Kanzler Kern ist Instagram-Führender, Strache dominiert Facebook.
Wie sich Strache, Kurz & Kern im Internet inszenieren – und wer wirklich dahintersteckt.

Donald Trump tut es. Ohne Unterlass, mehrmals am Tag und eigenhändig. Alexander Van der Bellen lässt es tun. Dosiert und mehrmals die Woche. Wolfgang Sobotka tut es nicht und sorgt dennoch für Schlagzeilen. Der Innenminister ist einer der wenigen Politiker, der auf die 140 Zeichen-Breitenwirkung des Nachrichtendienstes Twitter verzichtet. Denn wer regiert, der reagiert auch im World Wide Web.

Ob Gratulationen oder Kondolenzen, politische Inhalte oder persönliche Interessen: Via Facebook, Twitter oder der Fotoplattform Instagram lässt sich rund um die Uhr und den Globus kommunizieren und Aufmerksamkeit erregen. Wer von den heimischen Politikern ebendort reüssiert, zeigen Rankingplattformen wie politometer.at.

Ähnlich wie bei Popularitätsumfragen stehen dort ÖVP-Außenminister Sebastian Kurz, FPÖ-Chef Heinz Christian Strache und Bundeskanzler Christian Kern – gemessen an Facebook-Freunden, Twitter- und Google+-Aktivitäten – auf dem Social-Media-Podest. Weniger die Rankings als die Reichweite an potenziellen Wählern, die sie mit ihren Tweets, Posts und Fotos erreichen können, bedeuten den Politikern viel.

Hinter den Kanzler-Kulissen

Nicht anders ist es zu erklären, dass beispielsweise Christian Kern bereits bei der Angelobung zum Kanzler über einen Instagram-Account verfügt. Unter bundeskanzleramt.at werden seither er, Staatssekretärin Muna Duzdar und Kanzleramtsminister Thomas Drozda in Szene gesetzt. Serviciert wird der Account von drei Fotografen, die dem Bundespressedienst angehören. "Instagram dient uns als Plattform Menschen, Situationen, Dinge zu zeigen, die man sonst kaum sieht", heißt es auf KURIER-Nachfrage. Für die Social-Media-Agenden der SPÖ und damit auch des Kanzlers seien vier Vollzeitkräfte und zwei Praktikanten zuständig. Reine Chefsache ist hingegen Twitter. Was Kern "ausschließlich persönlich" twittert, interessiert derzeit 31.006 Menschen.

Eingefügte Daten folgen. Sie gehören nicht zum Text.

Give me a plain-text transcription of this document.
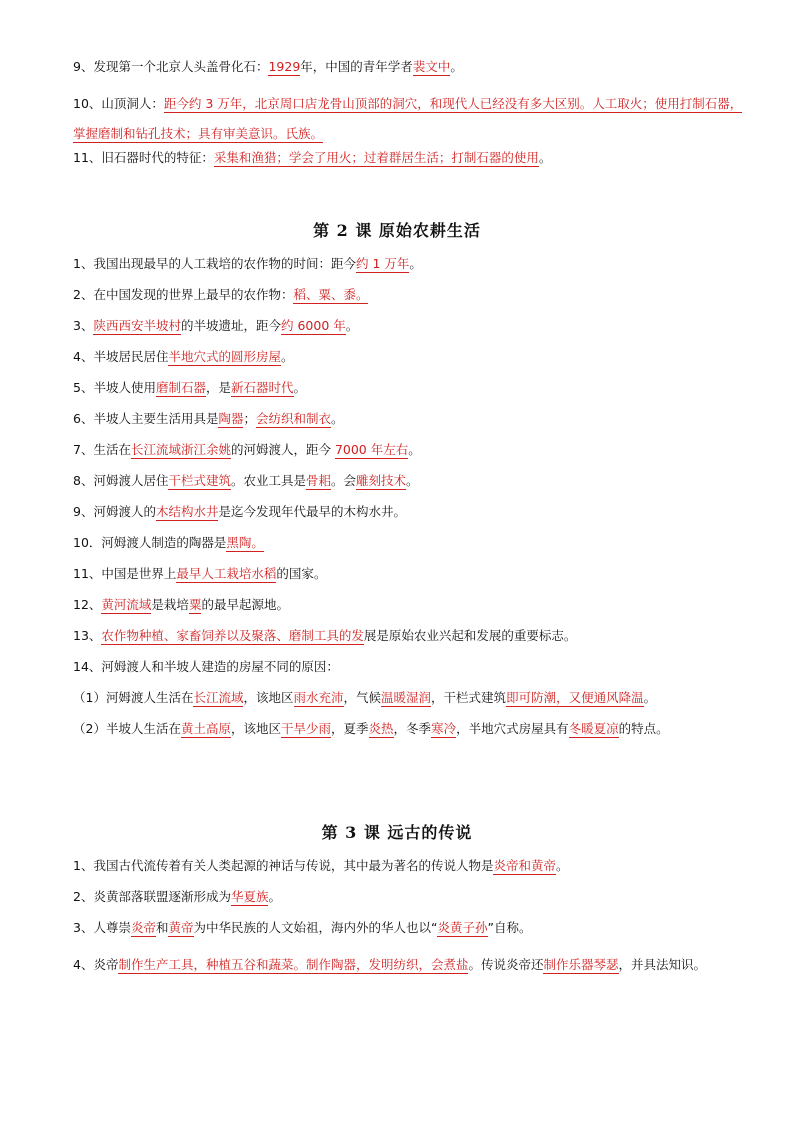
9、发现第一个北京人头盖骨化石：1929年，中国的青年学者裴文中。
10、山顶洞人：距今约 3 万年，北京周口店龙骨山顶部的洞穴，和现代人已经没有多大区别。人工取火；使用打制石器，掌握磨制和钻孔技术；具有审美意识。氏族。
11、旧石器时代的特征：采集和渔猎；学会了用火；过着群居生活；打制石器的使用。
第 2 课 原始农耕生活
1、我国出现最早的人工栽培的农作物的时间：距今约 1 万年。
2、在中国发现的世界上最早的农作物：稻、粟、黍。
3、陕西西安半坡村的半坡遗址，距今约 6000 年。
4、半坡居民居住半地穴式的圆形房屋。
5、半坡人使用磨制石器，是新石器时代。
6、半坡人主要生活用具是陶器；会纺织和制衣。
7、生活在长江流域浙江余姚的河姆渡人，距今 7000 年左右。
8、河姆渡人居住干栏式建筑。农业工具是骨耜。会雕刻技术。
9、河姆渡人的木结构水井是迄今发现年代最早的木构水井。
10．河姆渡人制造的陶器是黑陶。
11、中国是世界上最早人工栽培水稻的国家。
12、黄河流域是栽培粟的最早起源地。
13、农作物种植、家畜饲养以及聚落、磨制工具的发展是原始农业兴起和发展的重要标志。
14、河姆渡人和半坡人建造的房屋不同的原因：
（1）河姆渡人生活在长江流域，该地区雨水充沛，气候温暖湿润，干栏式建筑即可防潮，又便通风降温。
（2）半坡人生活在黄土高原，该地区干旱少雨，夏季炎热，冬季寒冷，半地穴式房屋具有冬暖夏凉的特点。
第 3 课 远古的传说
1、我国古代流传着有关人类起源的神话与传说，其中最为著名的传说人物是炎帝和黄帝。
2、炎黄部落联盟逐渐形成为华夏族。
3、人尊崇炎帝和黄帝为中华民族的人文始祖，海内外的华人也以“炎黄子孙”自称。
4、炎帝制作生产工具，种植五谷和蔬菜。制作陶器，发明纺织，会煮盐。传说炎帝还制作乐器琴瑟，并具法知识。
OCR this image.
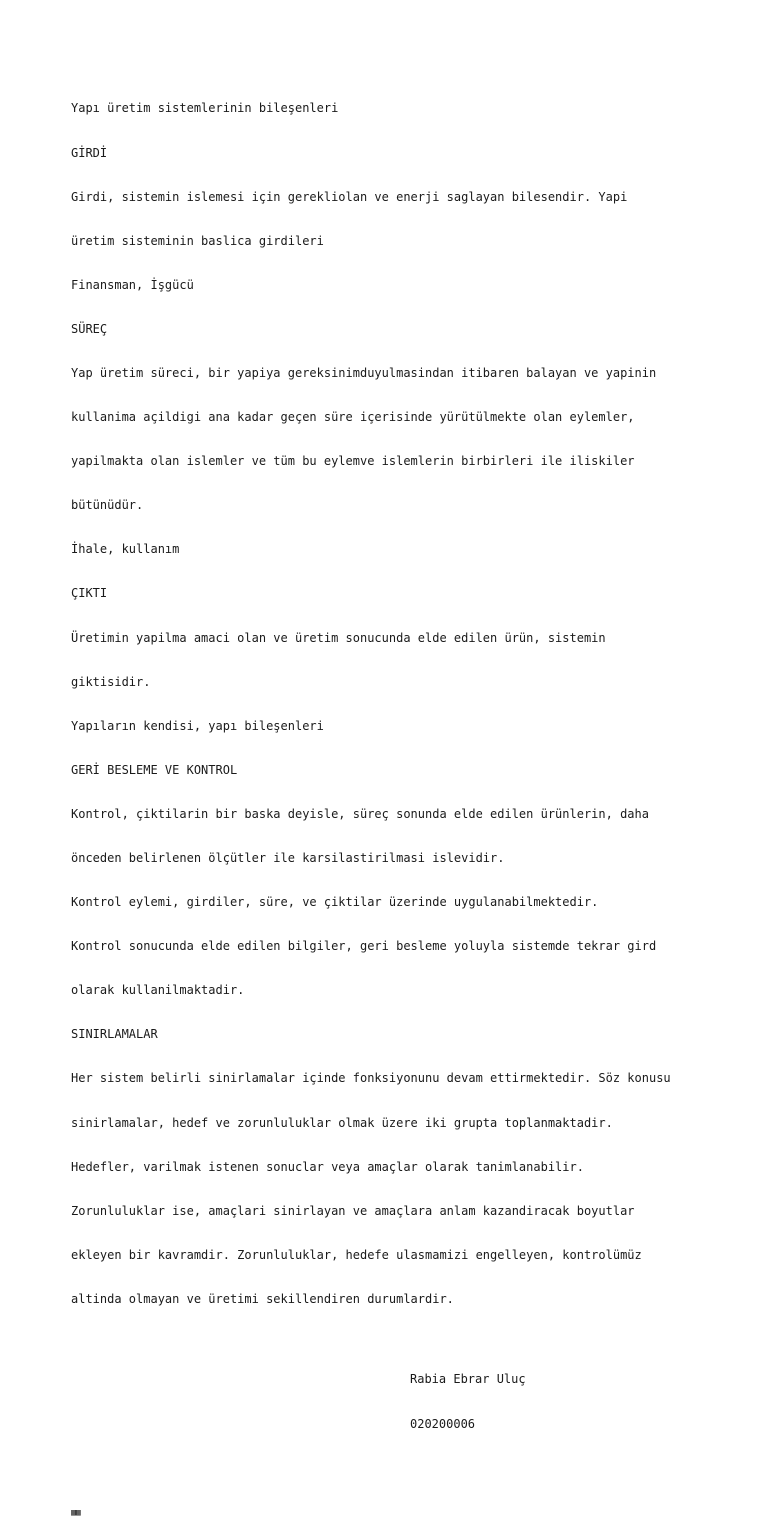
Yapı üretim sistemlerinin bileşenleri

GİRDİ

Girdi, sistemin islemesi için gerekliolan ve enerji saglayan bilesendir. Yapi

üretim sisteminin baslica girdileri

Finansman, İşgücü

SÜREÇ

Yap üretim süreci, bir yapiya gereksinimduyulmasindan itibaren balayan ve yapinin

kullanima açildigi ana kadar geçen süre içerisinde yürütülmekte olan eylemler,

yapilmakta olan islemler ve tüm bu eylemve islemlerin birbirleri ile iliskiler

bütünüdür.

İhale, kullanım

ÇIKTI

Üretimin yapilma amaci olan ve üretim sonucunda elde edilen ürün, sistemin

giktisidir.

Yapıların kendisi, yapı bileşenleri

GERİ BESLEME VE KONTROL

Kontrol, çiktilarin bir baska deyisle, süreç sonunda elde edilen ürünlerin, daha

önceden belirlenen ölçütler ile karsilastirilmasi islevidir.

Kontrol eylemi, girdiler, süre, ve çiktilar üzerinde uygulanabilmektedir.

Kontrol sonucunda elde edilen bilgiler, geri besleme yoluyla sistemde tekrar gird

olarak kullanilmaktadir.

SINIRLAMALAR

Her sistem belirli sinirlamalar içinde fonksiyonunu devam ettirmektedir. Söz konusu

sinirlamalar, hedef ve zorunluluklar olmak üzere iki grupta toplanmaktadir.

Hedefler, varilmak istenen sonuclar veya amaçlar olarak tanimlanabilir.

Zorunluluklar ise, amaçlari sinirlayan ve amaçlara anlam kazandiracak boyutlar

ekleyen bir kavramdir. Zorunluluklar, hedefe ulasmamizi engelleyen, kontrolümüz

altinda olmayan ve üretimi sekillendiren durumlardir.

Rabia Ebrar Uluç

020200006

▦▦
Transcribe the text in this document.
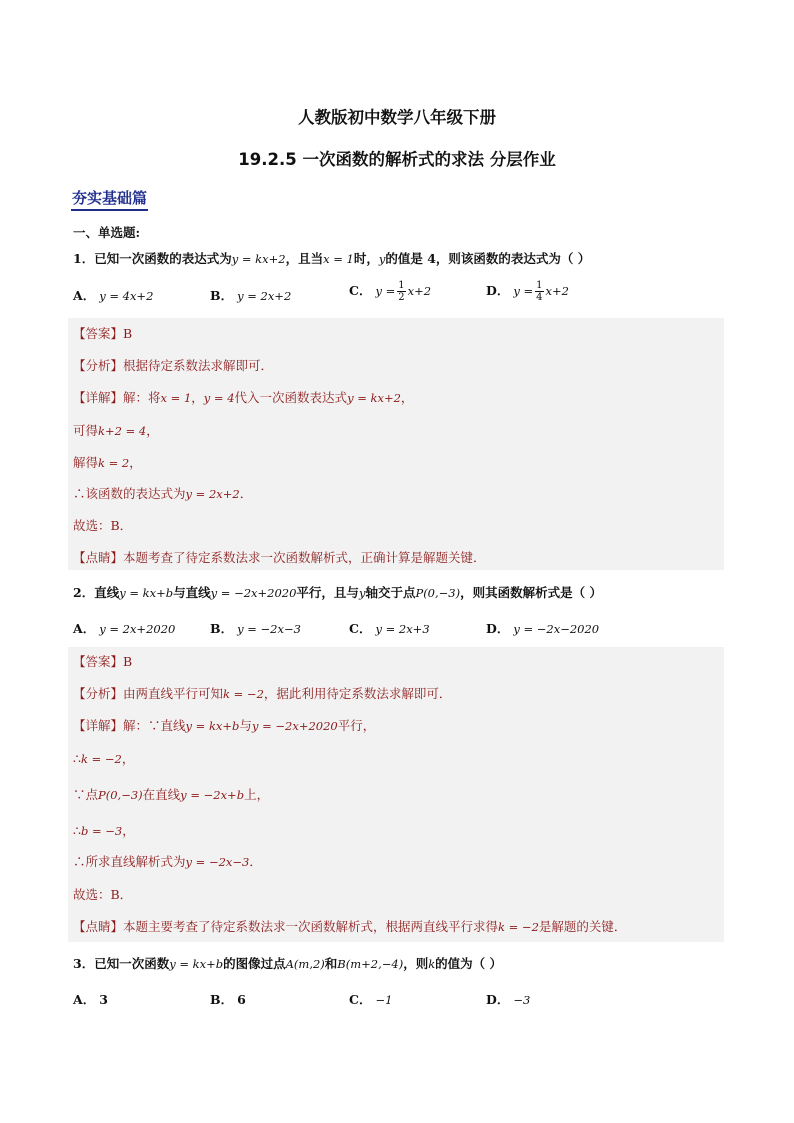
人教版初中数学八年级下册
19.2.5 一次函数的解析式的求法 分层作业
夯实基础篇
一、单选题:
1．已知一次函数的表达式为y = kx+2，且当x = 1时，y的值是 4，则该函数的表达式为（ ）
A． y = 4x+2	B． y = 2x+2	C． $y = \frac{1}{2} x+2$	D． $y = \frac{1}{4} x+2$
【答案】B
【分析】根据待定系数法求解即可．
【详解】解：将x = 1，y = 4代入一次函数表达式y = kx+2，
可得k+2 = 4，
解得k = 2，
∴该函数的表达式为y = 2x+2．
故选：B．
【点睛】本题考查了待定系数法求一次函数解析式，正确计算是解题关键．
2．直线y = kx+b与直线y = −2x+2020平行，且与y轴交于点P(0,−3)，则其函数解析式是（ ）
A． y = 2x+2020	B． y = −2x−3	C． y = 2x+3	D． y = −2x−2020
【答案】B
【分析】由两直线平行可知k = −2，据此利用待定系数法求解即可．
【详解】解：∵直线y = kx+b与y = −2x+2020平行，
∴k = −2，
∵点P(0,−3)在直线y = −2x+b上，
∴b = −3，
∴所求直线解析式为y = −2x−3．
故选：B．
【点睛】本题主要考查了待定系数法求一次函数解析式，根据两直线平行求得k = −2是解题的关键．
3．已知一次函数y = kx+b的图像过点A(m,2)和B(m+2,−4)，则k的值为（ ）
A． 3	B． 6	C． −1	D． −3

Anders die Gepflogenheit bei ÖVP-Außenminister Sebastian Kurz. Er koordiniert seine Social-Media-Inhalte "mit einer Person aus seinem Team" – und das überaus erfolgreich. Wenn es Inhalt oder Anlass gebieten, werden die Tweets mit originären Fotos versehen und in Fremdsprachen verfasst. "73 Prozent der Follower von Sebastian Kurz benutzen Twitter in englischer Sprache. Auf Facebook gehen wir auf Zielgruppen gesondert ein und posten englische Beiträge, wenn es eine Relevanz für User gibt", heißt es aus Kurz’ Büro. Mit 186.638 Followern erreicht der Minister mit einer Twitter-Nachricht sechs Mal so viele Menschen wie der Kanzler und elf Mal mehr als FP-Chef Strache. Auf Facebook sind es über 450.000 Menschen, die wissen wollen, was der 30-Jährige postet.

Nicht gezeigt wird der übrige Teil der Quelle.